The westerly winds brought another American wader to Meoness, when a Pectoral Sandpiper arrived on 19th. Although initially flighty, it went on to show well today. There was also a steady increase in Lapland Buntings to 24 by 18th, at least six ‘North-western’ Redpolls lingering (with trapped birds all indicating they are rostrata) and 14 Snow Buntings.
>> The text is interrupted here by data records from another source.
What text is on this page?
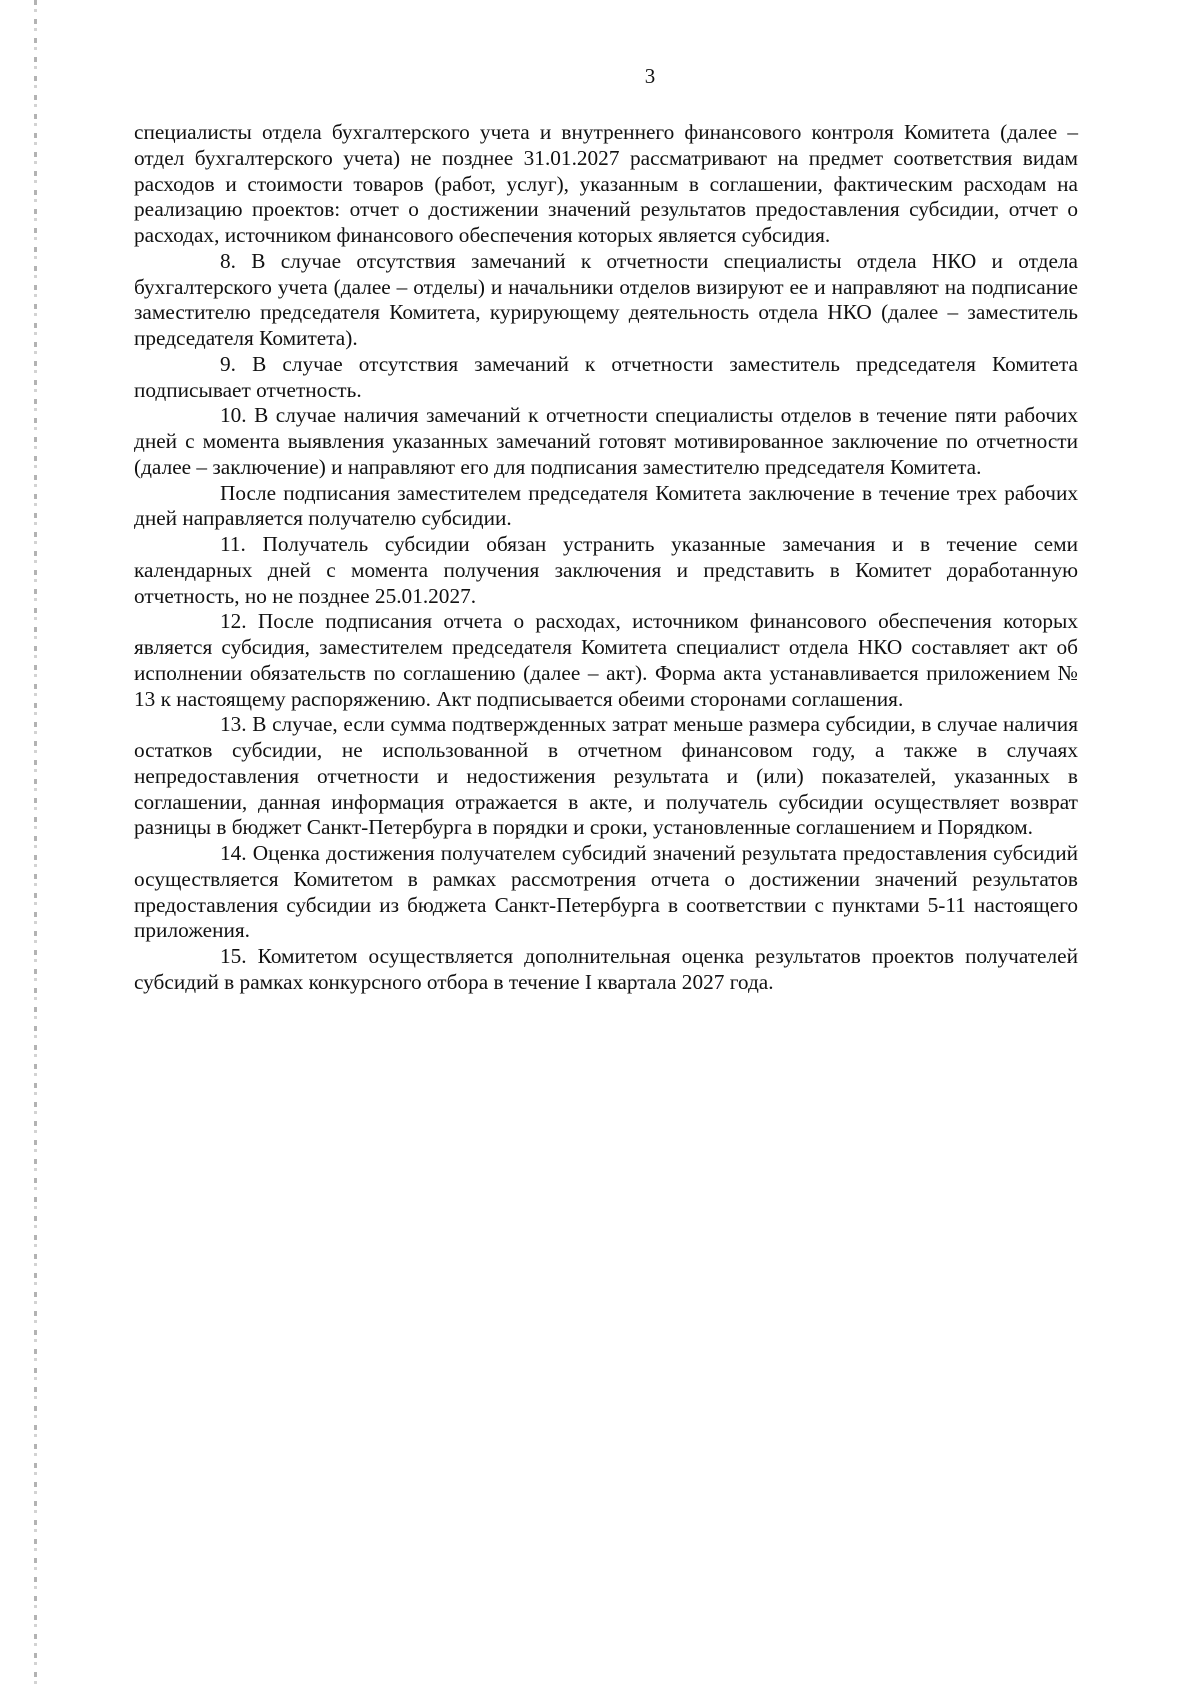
3

специалисты отдела бухгалтерского учета и внутреннего финансового контроля Комитета (далее – отдел бухгалтерского учета) не позднее 31.01.2027 рассматривают на предмет соответствия видам расходов и стоимости товаров (работ, услуг), указанным в соглашении, фактическим расходам на реализацию проектов: отчет о достижении значений результатов предоставления субсидии, отчет о расходах, источником финансового обеспечения которых является субсидия.

8. В случае отсутствия замечаний к отчетности специалисты отдела НКО и отдела бухгалтерского учета (далее – отделы) и начальники отделов визируют ее и направляют на подписание заместителю председателя Комитета, курирующему деятельность отдела НКО (далее – заместитель председателя Комитета).

9. В случае отсутствия замечаний к отчетности заместитель председателя Комитета подписывает отчетность.

10. В случае наличия замечаний к отчетности специалисты отделов в течение пяти рабочих дней с момента выявления указанных замечаний готовят мотивированное заключение по отчетности (далее – заключение) и направляют его для подписания заместителю председателя Комитета.

После подписания заместителем председателя Комитета заключение в течение трех рабочих дней направляется получателю субсидии.

11. Получатель субсидии обязан устранить указанные замечания и в течение семи календарных дней с момента получения заключения и представить в Комитет доработанную отчетность, но не позднее 25.01.2027.

12. После подписания отчета о расходах, источником финансового обеспечения которых является субсидия, заместителем председателя Комитета специалист отдела НКО составляет акт об исполнении обязательств по соглашению (далее – акт). Форма акта устанавливается приложением № 13 к настоящему распоряжению. Акт подписывается обеими сторонами соглашения.

13. В случае, если сумма подтвержденных затрат меньше размера субсидии, в случае наличия остатков субсидии, не использованной в отчетном финансовом году, а также в случаях непредоставления отчетности и недостижения результата и (или) показателей, указанных в соглашении, данная информация отражается в акте, и получатель субсидии осуществляет возврат разницы в бюджет Санкт-Петербурга в порядки и сроки, установленные соглашением и Порядком.

14. Оценка достижения получателем субсидий значений результата предоставления субсидий осуществляется Комитетом в рамках рассмотрения отчета о достижении значений результатов предоставления субсидии из бюджета Санкт-Петербурга в соответствии с пунктами 5-11 настоящего приложения.

15. Комитетом осуществляется дополнительная оценка результатов проектов получателей субсидий в рамках конкурсного отбора в течение I квартала 2027 года.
|Lapland Buntings have included at least five feeding in the Sheep Cru.|
|The large size, dark plumage and heavy flank streaking point towards the identification of these Redpolls as 'Greenland' birds, further backed up by measurements taken when they were trapped.|
The westerly winds have not been great for movements of birds at sea, with two Sooty Shearwaters seen from the Good Shepherd on 17th and two Red-throated Divers off South Light (18th) the highlights, whilst there were also 7 Porpoise off Buness on 20th.The conditions have also mitigated against many arrivals from the east, with the few lingering migrants joined on 17th by Sedge Warbler and three Siskin, with the following day bringing four Willow Warbler, Blackcap, Garden Warbler and Woodpigeon and 5 Linnets on 20th. Skylark numbers have been building up, with a peak of 269 noted on 18th. Given the lack of migrants, it was surprising to get a locustella in the Obs mistnets today with a wing length of just 58mm. Despite the very short wing, other biometrics and plumage features showed that the bird was a Grasshopper Warbler, although an eastern origin would seem a good possibility.
Perhaps this could be the start of a few new arrivals as a couple of calmer days are hopefully due to be followed by some easterly winds, which on Fair Isle at this time of year, could prove to be rather exciting.